Right now the Yucatan is still get a beating. As of the 2PM EDT advisory, the intensity was reduced to show winds of 110 mph and a pressure of 953 mb. Wilma remains nearly stationary. A stalled hurricane like Wilma can easilly produce a foot of rain. The center is barely inland and drifting to north. Its worth noting that this is a change in direct as Wilma appears to be turning. Wilma's eye has closed in as she is weakening over land. However, she remains capable of restrengthening when she enters the Gulf.

Radar images indicate that both of Wilma's eyewalls remain intact. After watching the radar for the past couple of days, I think we need to invite the Mexican engineers to build new radars for NOAA. American radars would never have held up to this type of abuse.
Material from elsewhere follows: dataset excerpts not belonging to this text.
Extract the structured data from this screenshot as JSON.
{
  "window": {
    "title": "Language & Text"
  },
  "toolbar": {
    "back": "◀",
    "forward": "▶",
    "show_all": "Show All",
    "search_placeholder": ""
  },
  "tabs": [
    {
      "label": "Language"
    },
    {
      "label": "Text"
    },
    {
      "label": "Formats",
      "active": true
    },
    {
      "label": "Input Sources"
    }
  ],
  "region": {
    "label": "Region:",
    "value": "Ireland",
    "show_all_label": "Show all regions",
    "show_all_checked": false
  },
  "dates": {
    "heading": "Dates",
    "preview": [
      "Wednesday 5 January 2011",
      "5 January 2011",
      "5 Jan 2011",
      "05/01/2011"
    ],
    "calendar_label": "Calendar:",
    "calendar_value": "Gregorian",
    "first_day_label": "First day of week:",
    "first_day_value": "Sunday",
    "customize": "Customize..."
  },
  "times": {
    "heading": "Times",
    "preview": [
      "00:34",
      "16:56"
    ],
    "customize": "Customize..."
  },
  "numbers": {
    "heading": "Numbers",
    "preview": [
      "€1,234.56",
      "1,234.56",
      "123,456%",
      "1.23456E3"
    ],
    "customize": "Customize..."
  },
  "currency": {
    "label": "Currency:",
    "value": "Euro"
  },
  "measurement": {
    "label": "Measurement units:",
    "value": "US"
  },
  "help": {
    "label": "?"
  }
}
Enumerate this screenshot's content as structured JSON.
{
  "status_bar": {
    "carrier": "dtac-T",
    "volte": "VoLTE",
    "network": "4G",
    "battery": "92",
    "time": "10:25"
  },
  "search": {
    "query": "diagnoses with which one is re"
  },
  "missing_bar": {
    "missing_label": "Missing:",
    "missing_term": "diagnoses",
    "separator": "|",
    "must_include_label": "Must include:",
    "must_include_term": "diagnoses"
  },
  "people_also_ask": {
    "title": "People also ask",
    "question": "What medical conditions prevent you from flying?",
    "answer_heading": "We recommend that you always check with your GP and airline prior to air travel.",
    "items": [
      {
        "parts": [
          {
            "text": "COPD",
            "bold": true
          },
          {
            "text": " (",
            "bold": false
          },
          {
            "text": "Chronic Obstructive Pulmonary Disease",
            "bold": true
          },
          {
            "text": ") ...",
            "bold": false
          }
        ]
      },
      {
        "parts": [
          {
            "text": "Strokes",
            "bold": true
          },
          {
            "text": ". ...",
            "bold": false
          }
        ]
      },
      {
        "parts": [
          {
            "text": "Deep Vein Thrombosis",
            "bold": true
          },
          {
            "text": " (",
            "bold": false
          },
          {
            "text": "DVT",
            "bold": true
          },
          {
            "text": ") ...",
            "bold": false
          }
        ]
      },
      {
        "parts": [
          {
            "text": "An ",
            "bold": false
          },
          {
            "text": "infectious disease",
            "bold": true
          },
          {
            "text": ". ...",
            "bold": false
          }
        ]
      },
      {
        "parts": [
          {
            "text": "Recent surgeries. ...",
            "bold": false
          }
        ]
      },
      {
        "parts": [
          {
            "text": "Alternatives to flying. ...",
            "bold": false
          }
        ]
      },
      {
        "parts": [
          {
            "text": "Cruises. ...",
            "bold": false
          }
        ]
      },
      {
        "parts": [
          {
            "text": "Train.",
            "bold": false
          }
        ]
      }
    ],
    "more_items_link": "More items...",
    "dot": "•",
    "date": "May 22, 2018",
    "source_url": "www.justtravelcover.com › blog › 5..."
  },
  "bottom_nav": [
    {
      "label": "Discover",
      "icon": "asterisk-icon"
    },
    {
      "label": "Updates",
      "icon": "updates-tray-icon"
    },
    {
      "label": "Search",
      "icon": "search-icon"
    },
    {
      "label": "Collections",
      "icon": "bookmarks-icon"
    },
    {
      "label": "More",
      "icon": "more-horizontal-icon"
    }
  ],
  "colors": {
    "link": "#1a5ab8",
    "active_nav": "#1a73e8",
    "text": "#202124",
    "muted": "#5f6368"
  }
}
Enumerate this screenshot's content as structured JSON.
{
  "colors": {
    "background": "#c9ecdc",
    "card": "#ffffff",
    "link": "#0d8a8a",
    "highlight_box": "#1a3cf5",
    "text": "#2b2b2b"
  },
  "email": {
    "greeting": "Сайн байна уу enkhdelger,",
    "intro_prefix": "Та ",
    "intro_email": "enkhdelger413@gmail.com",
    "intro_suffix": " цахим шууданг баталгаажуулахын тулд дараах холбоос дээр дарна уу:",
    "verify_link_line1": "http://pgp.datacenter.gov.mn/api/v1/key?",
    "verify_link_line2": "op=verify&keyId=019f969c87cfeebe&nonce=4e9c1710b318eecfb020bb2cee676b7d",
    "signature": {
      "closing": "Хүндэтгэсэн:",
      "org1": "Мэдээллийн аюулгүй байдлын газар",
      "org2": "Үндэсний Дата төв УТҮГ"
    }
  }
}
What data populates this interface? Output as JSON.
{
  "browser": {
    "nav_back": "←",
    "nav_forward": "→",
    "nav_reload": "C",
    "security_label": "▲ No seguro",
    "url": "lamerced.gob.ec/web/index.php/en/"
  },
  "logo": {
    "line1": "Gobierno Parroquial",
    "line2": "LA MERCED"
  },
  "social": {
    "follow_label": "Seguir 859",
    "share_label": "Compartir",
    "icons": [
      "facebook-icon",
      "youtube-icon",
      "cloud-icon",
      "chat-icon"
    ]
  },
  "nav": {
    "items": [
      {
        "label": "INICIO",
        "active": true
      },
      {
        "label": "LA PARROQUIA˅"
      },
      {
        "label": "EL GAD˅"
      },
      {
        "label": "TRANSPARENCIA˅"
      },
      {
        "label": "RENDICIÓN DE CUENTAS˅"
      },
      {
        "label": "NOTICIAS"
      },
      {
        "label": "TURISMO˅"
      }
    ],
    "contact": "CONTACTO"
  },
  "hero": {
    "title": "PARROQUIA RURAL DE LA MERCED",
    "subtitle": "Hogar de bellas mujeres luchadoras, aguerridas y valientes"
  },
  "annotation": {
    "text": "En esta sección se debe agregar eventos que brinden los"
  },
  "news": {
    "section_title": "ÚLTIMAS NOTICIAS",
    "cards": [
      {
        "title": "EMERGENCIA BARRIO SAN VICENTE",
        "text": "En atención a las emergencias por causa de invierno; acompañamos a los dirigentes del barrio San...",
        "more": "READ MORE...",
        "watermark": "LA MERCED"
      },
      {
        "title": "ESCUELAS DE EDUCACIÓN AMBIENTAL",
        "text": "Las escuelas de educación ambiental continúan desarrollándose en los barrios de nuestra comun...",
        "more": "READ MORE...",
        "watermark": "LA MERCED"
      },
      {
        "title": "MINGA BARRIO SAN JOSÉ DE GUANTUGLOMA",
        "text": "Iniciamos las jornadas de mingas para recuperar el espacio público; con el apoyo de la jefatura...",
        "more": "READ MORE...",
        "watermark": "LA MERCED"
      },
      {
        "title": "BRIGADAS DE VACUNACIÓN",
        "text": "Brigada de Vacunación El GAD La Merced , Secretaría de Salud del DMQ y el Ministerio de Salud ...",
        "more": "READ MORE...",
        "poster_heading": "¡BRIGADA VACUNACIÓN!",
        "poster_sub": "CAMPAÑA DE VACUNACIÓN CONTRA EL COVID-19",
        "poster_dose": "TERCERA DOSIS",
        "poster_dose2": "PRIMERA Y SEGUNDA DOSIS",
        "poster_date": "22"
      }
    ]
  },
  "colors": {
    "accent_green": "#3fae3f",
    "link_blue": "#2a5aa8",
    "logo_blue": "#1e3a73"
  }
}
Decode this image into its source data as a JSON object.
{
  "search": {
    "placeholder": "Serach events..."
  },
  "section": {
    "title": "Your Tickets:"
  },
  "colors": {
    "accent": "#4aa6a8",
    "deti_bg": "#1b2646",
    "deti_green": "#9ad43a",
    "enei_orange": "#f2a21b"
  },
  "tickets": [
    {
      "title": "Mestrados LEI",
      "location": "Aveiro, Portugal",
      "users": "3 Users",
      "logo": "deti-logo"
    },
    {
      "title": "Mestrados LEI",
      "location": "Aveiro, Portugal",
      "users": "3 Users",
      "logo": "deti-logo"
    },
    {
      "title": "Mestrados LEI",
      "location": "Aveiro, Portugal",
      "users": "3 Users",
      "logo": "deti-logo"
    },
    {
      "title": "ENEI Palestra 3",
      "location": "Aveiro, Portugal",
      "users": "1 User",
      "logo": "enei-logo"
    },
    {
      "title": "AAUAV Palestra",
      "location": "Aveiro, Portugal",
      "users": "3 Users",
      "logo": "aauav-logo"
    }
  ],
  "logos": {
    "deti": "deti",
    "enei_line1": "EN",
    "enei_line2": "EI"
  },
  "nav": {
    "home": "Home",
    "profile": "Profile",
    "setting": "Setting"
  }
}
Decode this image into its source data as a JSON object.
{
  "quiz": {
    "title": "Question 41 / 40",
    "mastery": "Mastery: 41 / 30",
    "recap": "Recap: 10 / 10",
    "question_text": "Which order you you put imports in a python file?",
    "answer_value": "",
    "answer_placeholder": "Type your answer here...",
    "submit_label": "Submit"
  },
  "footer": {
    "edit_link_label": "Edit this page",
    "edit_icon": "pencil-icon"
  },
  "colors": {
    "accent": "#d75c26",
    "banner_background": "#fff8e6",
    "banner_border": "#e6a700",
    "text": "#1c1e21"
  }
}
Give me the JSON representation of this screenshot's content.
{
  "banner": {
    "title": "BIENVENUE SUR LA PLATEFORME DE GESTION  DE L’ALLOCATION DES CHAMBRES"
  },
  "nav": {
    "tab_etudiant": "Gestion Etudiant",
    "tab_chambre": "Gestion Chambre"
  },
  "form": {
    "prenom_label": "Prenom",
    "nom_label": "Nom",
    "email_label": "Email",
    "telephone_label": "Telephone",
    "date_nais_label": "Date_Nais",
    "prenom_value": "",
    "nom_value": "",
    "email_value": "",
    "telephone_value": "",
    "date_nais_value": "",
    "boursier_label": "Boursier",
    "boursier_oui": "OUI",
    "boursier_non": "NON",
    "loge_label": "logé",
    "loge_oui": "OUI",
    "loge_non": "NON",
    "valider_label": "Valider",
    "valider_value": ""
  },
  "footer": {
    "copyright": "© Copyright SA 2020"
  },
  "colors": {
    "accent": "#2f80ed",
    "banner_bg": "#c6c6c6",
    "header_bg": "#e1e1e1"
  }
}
Having been to the radar operations center in Norman, OK, I have complete respect for the work of the staff, but seemingly every time a hurricane strikes the US, the local radar is knocked off-line and backup radars far from the storm take control.

Hurricane Watches are now up for the Florida Keys and madatory evacuations have been issued for parts of the Florida coast.

I bet people really want to know where Wilma is going next. Originally I was thinking Tampa. Yesterday's 12z model runs showed that all the models that best forecast Wilma's track to that point yesterday were going directly at Tampa. However, the 18z run had shifted many of them back towards Naples. The 00z models are evenly spread all over the place and the new 12z run show just as much spread. In short, it is still too early to pick an exact landfall point.

As Wilma ventures into the Gulf, at least at first she will be over warm water capable of supporting a Category 5 hurricane. The Loop Current is very strong in the southern Gulf at this time. There is much more energy present in the south-central Gulf that is typical of this time of year. However, the warm water becomes limited as you approach the Florida coast and move north. Accordingly, I still suspect that Wilma will be a Category 2 hurricane at her next landfall in Florida.